Ma evidentemente c’è qualcuno che non ci crede. Sembra impossibile che non ci sia nessuno in quel locale per vedere la partita. Quel bar tanto amato dai giovani, un po’ meno da chi non ama il frastuono che si fa (pardon, che si faceva) fino a notte tarda nei fine settimana. A qualcuno viene in mente di avvisare i Carabinieri. Per non sbagliare parte la telefonata per tutte le stazioni della zona. Vuoi vedere mai che qualche pattuglia è impegnata…

Errore, nessuna pattuglia in quel momento era impegnata. Ne arrivano quasi in contemporanea tre, da caserme diverse, Piedimonte Matese, Alife e Ailano. Giuseppe è fuori. Lui è tifoso del Milan, la “sua partita” è quella serale. Approfitta per fare un po’ di pulizia. All’interno, dinanzi al televisore ci sono… due spettatori, suo padre e suo figlio che al Napoli non rinunciano. Per nonno e nipote è un rito seguire la partita insieme. Non fanno neanche a tempo ad esultare per il gol di Osimhen che arrivano i Carabinieri. Tre pattuglie di Carabinieri.

Impongono a Giuseppe di alzare la saracinesca del Bar per vedere cosa succede dentro. Già messa così la scena è surreale. Ma non finisce qui. Perché una volta dentro i Carabinieri provvedono ad identificare i presenti. Presenti, nonno e nipote, che hanno, nella migliore tradizione campana, lo stesso nome e cognome. Si chiamano entrambi Mario.

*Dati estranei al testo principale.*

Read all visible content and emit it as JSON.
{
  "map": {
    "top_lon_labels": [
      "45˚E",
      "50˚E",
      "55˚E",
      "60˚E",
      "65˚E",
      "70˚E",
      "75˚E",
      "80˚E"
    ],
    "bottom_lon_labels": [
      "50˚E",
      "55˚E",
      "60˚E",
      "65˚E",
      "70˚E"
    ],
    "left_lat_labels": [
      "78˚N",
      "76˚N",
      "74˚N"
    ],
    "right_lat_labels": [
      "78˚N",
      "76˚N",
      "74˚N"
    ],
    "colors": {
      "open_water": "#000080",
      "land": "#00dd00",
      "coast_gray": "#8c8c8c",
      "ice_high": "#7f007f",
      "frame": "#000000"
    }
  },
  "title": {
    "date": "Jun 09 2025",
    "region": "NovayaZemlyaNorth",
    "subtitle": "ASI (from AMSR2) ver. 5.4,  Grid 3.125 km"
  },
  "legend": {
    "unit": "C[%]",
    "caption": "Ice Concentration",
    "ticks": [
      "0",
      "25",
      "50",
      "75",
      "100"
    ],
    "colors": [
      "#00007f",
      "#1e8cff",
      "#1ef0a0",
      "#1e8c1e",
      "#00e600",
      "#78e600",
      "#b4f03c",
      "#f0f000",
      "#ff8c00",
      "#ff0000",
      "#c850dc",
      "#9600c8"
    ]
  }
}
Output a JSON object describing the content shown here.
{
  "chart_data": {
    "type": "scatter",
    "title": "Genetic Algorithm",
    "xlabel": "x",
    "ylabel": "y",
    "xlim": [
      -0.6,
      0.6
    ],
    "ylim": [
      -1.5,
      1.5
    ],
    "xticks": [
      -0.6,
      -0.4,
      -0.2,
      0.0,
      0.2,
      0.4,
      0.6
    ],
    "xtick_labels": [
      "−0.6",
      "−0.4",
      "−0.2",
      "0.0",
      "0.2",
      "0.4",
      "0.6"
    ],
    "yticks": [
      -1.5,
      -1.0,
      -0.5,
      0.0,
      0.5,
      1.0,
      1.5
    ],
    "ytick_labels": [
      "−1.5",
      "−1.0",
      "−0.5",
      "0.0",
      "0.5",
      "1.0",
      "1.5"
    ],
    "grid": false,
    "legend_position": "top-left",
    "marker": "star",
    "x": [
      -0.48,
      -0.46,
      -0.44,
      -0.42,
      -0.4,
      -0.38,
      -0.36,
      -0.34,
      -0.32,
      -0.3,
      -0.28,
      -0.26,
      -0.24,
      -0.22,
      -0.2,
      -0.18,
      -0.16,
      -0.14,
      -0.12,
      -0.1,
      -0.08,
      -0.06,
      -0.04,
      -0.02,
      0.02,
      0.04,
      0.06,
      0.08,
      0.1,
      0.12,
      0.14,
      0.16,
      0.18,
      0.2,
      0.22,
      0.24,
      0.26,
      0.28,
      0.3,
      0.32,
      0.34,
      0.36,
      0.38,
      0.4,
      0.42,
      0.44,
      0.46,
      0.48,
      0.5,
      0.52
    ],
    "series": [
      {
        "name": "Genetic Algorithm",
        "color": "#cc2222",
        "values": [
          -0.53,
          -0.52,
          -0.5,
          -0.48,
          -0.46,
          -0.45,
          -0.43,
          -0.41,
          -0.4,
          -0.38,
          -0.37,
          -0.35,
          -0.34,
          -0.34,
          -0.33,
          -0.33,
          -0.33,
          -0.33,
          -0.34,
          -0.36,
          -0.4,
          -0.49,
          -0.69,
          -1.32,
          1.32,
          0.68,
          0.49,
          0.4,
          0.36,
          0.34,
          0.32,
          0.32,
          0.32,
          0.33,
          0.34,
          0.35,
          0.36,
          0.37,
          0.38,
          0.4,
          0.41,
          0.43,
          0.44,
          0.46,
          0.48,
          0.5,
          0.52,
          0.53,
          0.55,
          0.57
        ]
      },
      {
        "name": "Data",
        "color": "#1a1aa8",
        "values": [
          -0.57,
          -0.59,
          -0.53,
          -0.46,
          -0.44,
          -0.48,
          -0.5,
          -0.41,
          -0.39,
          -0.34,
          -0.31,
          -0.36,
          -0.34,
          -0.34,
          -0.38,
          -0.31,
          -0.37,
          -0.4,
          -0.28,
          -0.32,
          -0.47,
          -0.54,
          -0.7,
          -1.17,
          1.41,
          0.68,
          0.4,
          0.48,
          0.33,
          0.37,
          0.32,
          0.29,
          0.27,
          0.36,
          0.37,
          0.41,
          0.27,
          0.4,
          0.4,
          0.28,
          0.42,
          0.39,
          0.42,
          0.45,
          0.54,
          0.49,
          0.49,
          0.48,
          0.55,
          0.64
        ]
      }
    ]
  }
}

La partita continua, il Napoli gioca bene. Ma la storia surreale non finisce qui. I Carabinieri intervenuti provvedono a fare il verbale, non possono fare altrimenti del resto. Dura lex, sed lex. La punizione più dura arriva senza alcuna udienza: i presenti devono lasciare il Bar, spegnere il televisore, alla fine del primo tempo. La ripresa la seguono per radio. Per Giuseppe e sua moglie il giorno dopo anche un’ammenda e 3 giorni di chiusura del locale.

Morale della favola: nonno e nipote che vedono la partita nel bar di famiglia provocano l’intervento addirittura di tre pattuglie di Carabinieri. Il giorno dopo le immagini di migliaia e migliaia di persone sul lungomare di Napoli, fanno il giro di tutte le case italiane, senza che nessuno sia intervenuto.